Des collaborations prestigieuses
Outre les expositions muséales, Laurent Perbos multiplie les collaborations avec des marques prestigieuses comme Hermès, Lacoste ou Volvic. Ces partenariats lui permettent de concilier art et visibilité tout en élargissant son public. Il a récemment conçu un terrain de rugby éphémère sur les volcans d’Auvergne pour une campagne publicitaire mettant en scène notre champion olympique de rugby, Antoine Dupont.

« Ces projets sont de véritables opportunités », confie-t-il. « Ils dynamisent mon processus créatif tout en apportant des moyens de production. Je revendique un art accessible, ancré dans la culture populaire, et ces collaborations en sont une extension naturelle… »

Influence et inspirations
« Je reste très respectueux du travail de Jeff Koons parce qu’il y a ce petit côté très ludique, très populaire. On a l’impression que l’on comprend tout alors que ses recherches et sa démarche artistique sont très pointues. Et je suis très admiratif du travail de Mathieu Lehanneur (Torche et vasque olympiques).

Une vision poétique et mythologique
Avec le temps, l’univers de Laurent Perbos s’est enrichi d’un volet plus onirique. Ses œuvres récentes, telles que des bustes antiques recouverts du revêtement d’un ballon de basket ou des oiseaux taxidermés ornés de masques et de coiffes, explorent la rencontre entre poésie, mythologie et symboles contemporains. « Plus qu’un simple détournement, je cherche à créer des mondes nouveaux », affirme-t-il. L’artiste crée des mondes qui n’existent pas, il crée de la recherche, il expérimente des choses. Donc j’explore des nouveaux territoires en mélangeant des couleurs, des formes entre elles pour voir ce qui se passe et plus notre univers est doté de formes, de technologies, plus on va aller chercher au travers de ces technologies, de ces matériaux.

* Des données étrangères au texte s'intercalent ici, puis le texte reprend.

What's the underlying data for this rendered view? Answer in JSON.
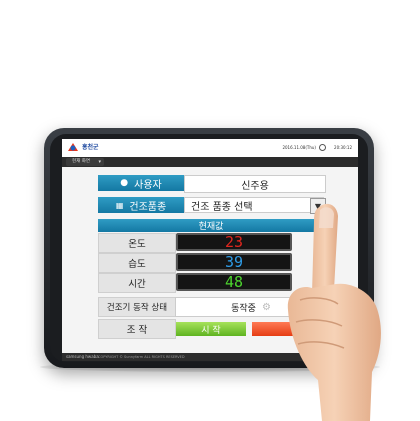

L’art, moteur de réflexion sociale
Engagé pour une meilleure reconnaissance des artistes, Laurent Perbos plaide pour un soutien accru des institutions et du mécénat privé. « Produire de l’art est coûteux et incertain. Les artistes doivent être mieux accompagnés, que ce soit via des commandes publiques ou des initiatives privées. »

Entre expérimentations plastiques et collaborations audacieuses, Laurent Perbos continue ainsi d’explorer de nouveaux territoires pour rapprocher l’art du quotidien et poser un regard poétique sur notre époque.

Patrimoine national
L’artiste évoque désormais deux grands axes pour ses projets à venir. Tout d’abord, il souhaite faire entrer ses Vénus dans le patrimoine national, témoignant ainsi de son ambition de voir ses œuvres reconnues comme des éléments majeurs de la culture française. 

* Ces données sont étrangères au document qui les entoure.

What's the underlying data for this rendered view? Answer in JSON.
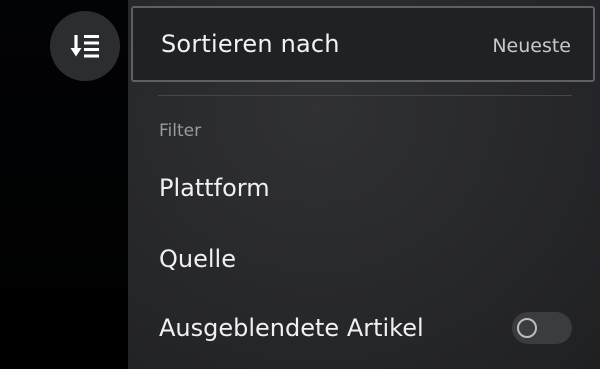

Par ailleurs, conscient de l’écho mondial suscité par la médiatisation de ses Vénus exposées sur les marches de l’Assemblée nationale, il envisage de développer davantage sa présence à l’international, avec l’objectif de renforcer son rayonnement artistique global et, par ricochet, de mieux ancrer son travail en France.

Interview réalisée par Fabienne Elissalde, conseillère éditoriale de TDAC.